Donald Trump has admitted losing the US presidency would not be “easy”, as voters head to the polls in the final hours of a historic election.
The Republican incumbent said he had not yet thought about a concession or victory speech, as he addressed party workers at their headquarters in Arlington, Virginia.
Meanwhile, Democrat challenger Joe Biden headed back to his home state of Pennsylvania in a last-ditch bid to win over enough people to turn the state blue and reap its 20 electoral college votes.
He was bullish about the prospect of success, writing a note on the living room wall of the home he grew up in Scranton: “From this house to the White House with the grace of God.”
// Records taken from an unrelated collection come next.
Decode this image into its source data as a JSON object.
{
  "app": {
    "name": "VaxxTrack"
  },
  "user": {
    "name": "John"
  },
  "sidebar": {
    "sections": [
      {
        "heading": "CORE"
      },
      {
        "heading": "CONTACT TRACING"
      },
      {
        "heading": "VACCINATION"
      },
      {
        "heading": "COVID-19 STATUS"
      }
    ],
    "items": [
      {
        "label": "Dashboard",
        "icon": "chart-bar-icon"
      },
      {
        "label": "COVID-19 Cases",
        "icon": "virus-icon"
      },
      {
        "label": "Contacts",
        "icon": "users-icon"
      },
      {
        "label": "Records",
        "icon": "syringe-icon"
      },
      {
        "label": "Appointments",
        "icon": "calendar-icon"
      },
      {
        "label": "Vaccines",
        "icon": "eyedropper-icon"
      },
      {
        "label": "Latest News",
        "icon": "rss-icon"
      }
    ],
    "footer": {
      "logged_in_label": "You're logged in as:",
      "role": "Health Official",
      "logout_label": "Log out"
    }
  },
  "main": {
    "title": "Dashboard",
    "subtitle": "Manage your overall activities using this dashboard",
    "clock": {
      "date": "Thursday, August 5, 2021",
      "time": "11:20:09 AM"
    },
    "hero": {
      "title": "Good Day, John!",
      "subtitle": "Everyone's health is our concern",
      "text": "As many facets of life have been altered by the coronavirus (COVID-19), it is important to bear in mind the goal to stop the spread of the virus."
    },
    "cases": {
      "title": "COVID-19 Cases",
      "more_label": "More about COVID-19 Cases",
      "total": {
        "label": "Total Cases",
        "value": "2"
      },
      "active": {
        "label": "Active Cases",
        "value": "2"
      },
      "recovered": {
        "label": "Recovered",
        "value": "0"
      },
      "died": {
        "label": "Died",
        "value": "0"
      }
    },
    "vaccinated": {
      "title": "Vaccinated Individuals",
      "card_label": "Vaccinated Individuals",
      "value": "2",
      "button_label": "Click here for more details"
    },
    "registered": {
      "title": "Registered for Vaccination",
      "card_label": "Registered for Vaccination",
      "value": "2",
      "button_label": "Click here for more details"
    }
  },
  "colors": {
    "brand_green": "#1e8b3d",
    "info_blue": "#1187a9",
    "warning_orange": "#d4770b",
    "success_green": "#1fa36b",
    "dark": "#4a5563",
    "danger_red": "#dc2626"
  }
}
Americans now have just a matter of hours left to decide whether to re-elect Mr Trump or make him the first one-term president since George HW Bush failed to win four more years in 1992.
And in a bid to dispel attempts to invalidate the result, a federal judge has ordered the postal service to “sweep” facilities to “ensure that no ballots have been held up and that any identified ballots are immediately sent out for delivery”.
But Mr Trump is still pushing hard against counting deadlines being extended.
“You can’t have these things delayed for many days and maybe weeks, you can’t do that,” he said on Tuesday.
“The whole world is waiting, this country is waiting but the whole world is waiting.
“A lot of shenanigans, a lot of bad things happen with ballots when you say, ‘oh, let’s devote days and days.”
Looking ahead to the result, he added: “I’m not thinking about concession speech or acceptance speech yet. Hopefully, we’ll be only doing one of those two.
“And you know, winning is easy, losing is never easy – not for me, it’s not.”
Earlier, First Lady Melania Trump cast her ballot in Florida – another swing state the Republicans hope to hold, but where former president Barack Obama held a final campaign rally last night to pile the pressure on.
The first polls close from 7pm (12am GMT) – allowing counting to get underway quickly in battleground states including Georgia, North Carolina and Ohio.
Boarding has already gone up to cover shops and offices in California, Washington DC and New York in case violence breaks out.
While all eyes will be on who gets the top job, other races will decide how freely the next president can act.
Democrats are hoping to increase their majority in the House of Representatives, and flip a minimum of three seats in the US Senate to take control there.